Incumbent UFC flyweight champion, Deiveson ‘Deus Da Garra’ Figueiredo’s manager, Wallid Ismail, has shed light on a “nightmare” medical situation the night before this client’s UFC 256 title defence against challenger, Brandon ‘The Assassin Baby’ Moreno last weekend — which almost forced him from the clash.


Figueiredo, who had stunningly made the flyweight limit of 125-pounds for the second time in just twenty-one-days, was like Moreno, making a quickfire Octagon return following his first successful title defence against Alex Perez at UFC 255 in late November. 


Going five gruelling rounds with Tijuana native, Moreno, Figueiredo managed to come away with his champion status intact via a close majority draw, after referee Jason Herzog deducted a point from the gold holder due to an accidental groin strike. 
Engaging with the former LFA flyweight titleholder over the course of the twenty-five minute period, Figueiredo was more than active in the pocket, launching damaging hooks as Moreno somehow managed to weather the storm time and time again — even stunning the Brazilian in some back-and-forths. 


After the Fight of the Year contender, Figueiredo detailed to UFC colour-commentator, Joe Rogan that he had spent the early hours of the morning in a medical facility, with what he suspected was a stomach infection.


Speaking with ESPN MMA reporter, Ariel Helwani, Figueiredo’s manager, Ismail shed light on the condition the Para native was enduring — comparing the whole situation to a “nightmare” as the former dealt with dehydration.


It was thirty-hours of (a) nightmare,” Ismail said. “When he (Deiveson Figueiredo) ate the soup, everything fell apart. He threw up a little bit and it started the nightmare. We get out from there, we go direct to the hospital.


Ismail then told how Figueiredo had woken up with a bloated stomach, and he was forced to contact UFC officials to notify them of his client’s condition — with fear the main event clash would be shelved.


His belly’s this size,” Ismail explained as he extended his arms outward. “Everybody was like, ‘He’s not going to fight.’ I called the UFC and said, ‘Hey man, the guy is really bad right now.’ We get to the hospital at 2:30 a.m., unbelievable.
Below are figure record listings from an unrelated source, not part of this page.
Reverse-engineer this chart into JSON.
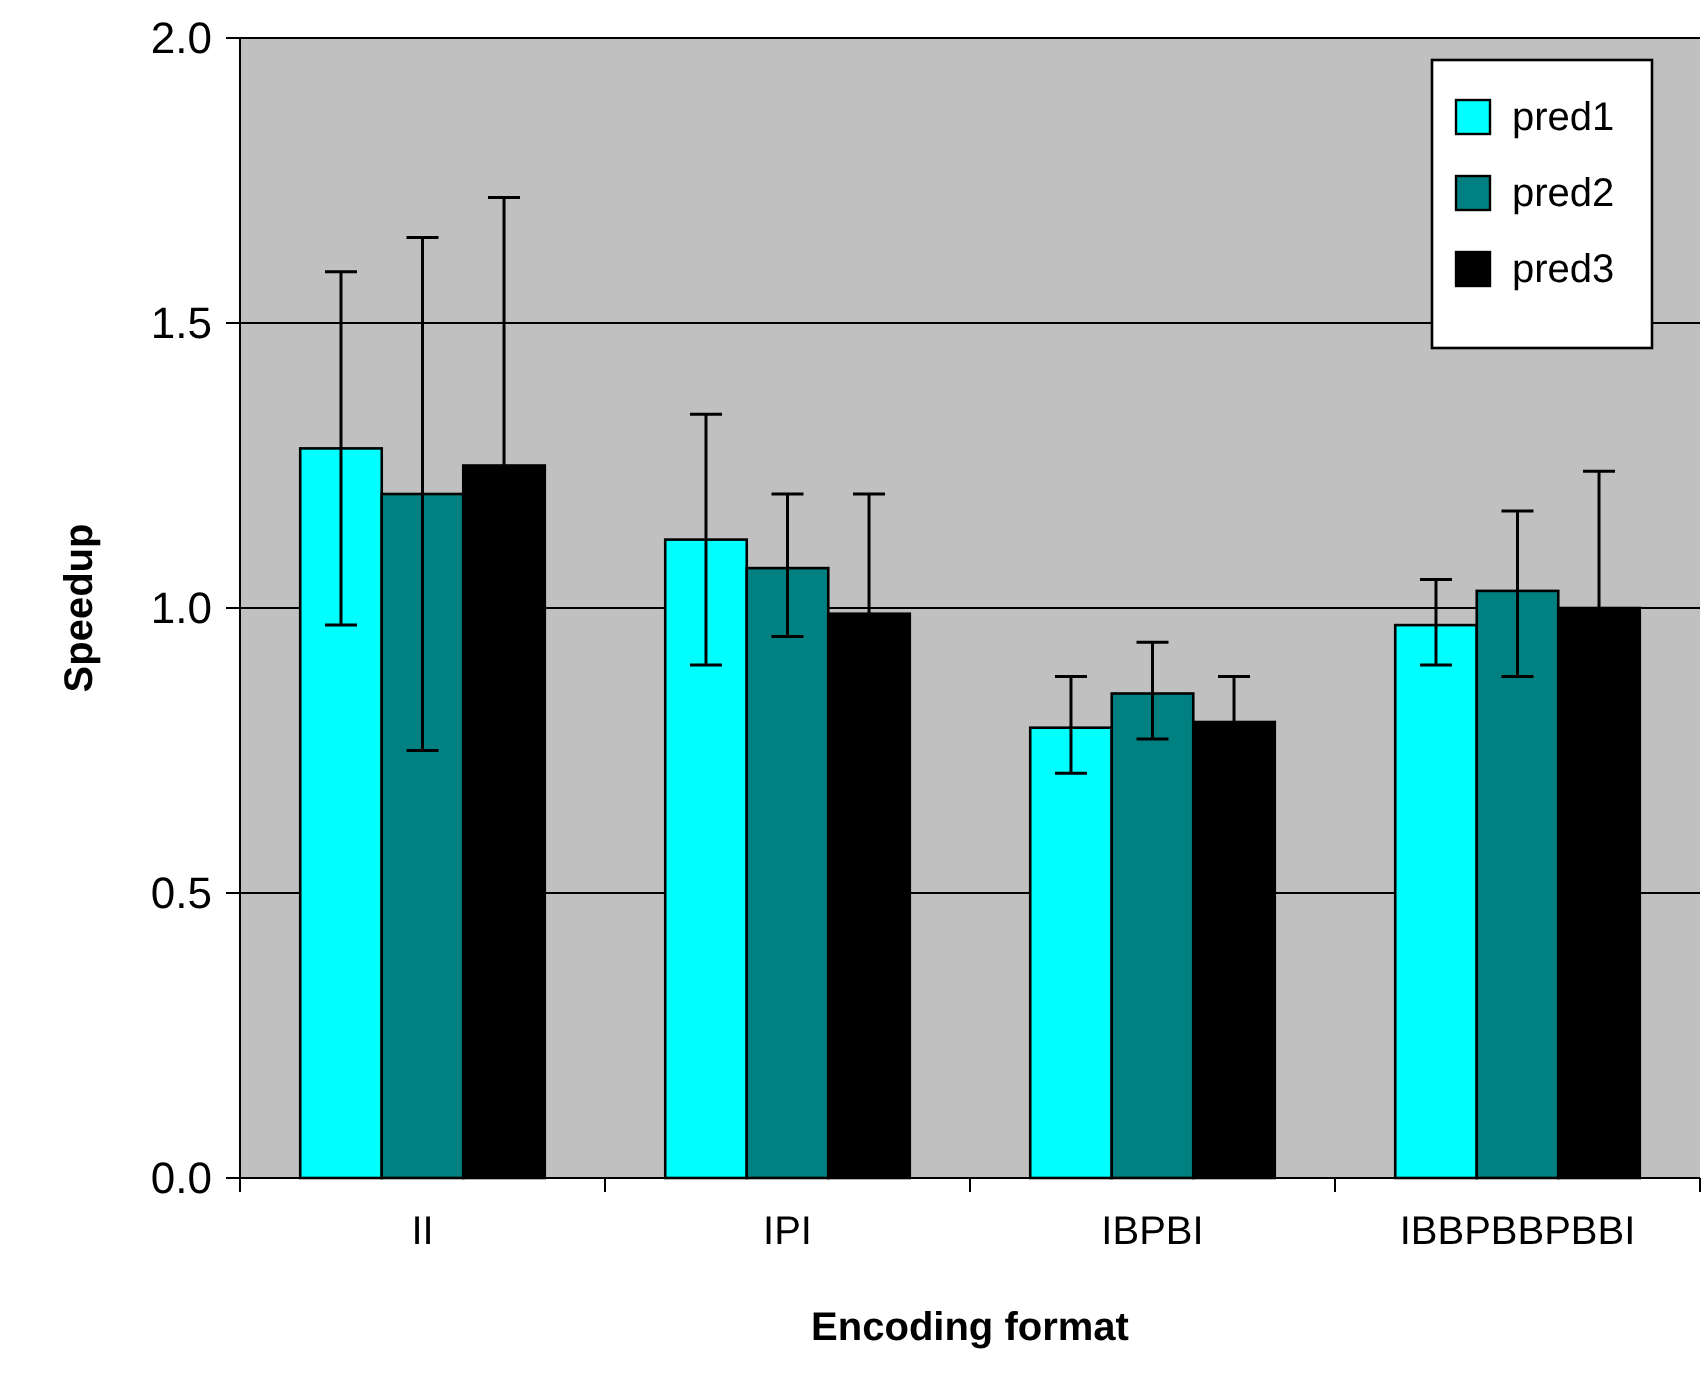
{
  "chart_data": {
    "type": "bar",
    "xlabel": "Encoding format",
    "ylabel": "Speedup",
    "categories": [
      "II",
      "IPI",
      "IBPBI",
      "IBBPBBPBBI"
    ],
    "series": [
      {
        "name": "pred1",
        "color": "#00ffff",
        "values": [
          1.28,
          1.12,
          0.79,
          0.97
        ],
        "errors": [
          [
            0.97,
            1.59
          ],
          [
            0.9,
            1.34
          ],
          [
            0.71,
            0.88
          ],
          [
            0.9,
            1.05
          ]
        ]
      },
      {
        "name": "pred2",
        "color": "#008080",
        "values": [
          1.2,
          1.07,
          0.85,
          1.03
        ],
        "errors": [
          [
            0.75,
            1.65
          ],
          [
            0.95,
            1.2
          ],
          [
            0.77,
            0.94
          ],
          [
            0.88,
            1.17
          ]
        ]
      },
      {
        "name": "pred3",
        "color": "#000000",
        "values": [
          1.25,
          0.99,
          0.8,
          1.0
        ],
        "errors": [
          0.47,
          0.21,
          0.08,
          0.24
        ]
      }
    ],
    "ylim": [
      0,
      2
    ],
    "yticks": [
      {
        "value": 0,
        "label": "0.0"
      },
      0.5,
      {
        "value": 1,
        "label": "1.0"
      },
      1.5,
      {
        "value": 2,
        "label": "2.0"
      }
    ],
    "grid": "y",
    "legend": "top right"
  }
}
He said he could feel a lot of pain. I said, ‘The fight is gone.’


As Figueiredo tried to deal with the pain and discomfort, he spoke with Ismail and explained how he wanted to save the pay-per-view event rather than exiting the contest on short notice.

He looked at me, ‘Yes, I’m going to do it,’” Ismail explained. “Now he’s going to fight. The mindset of everybody is war, we’re going to war.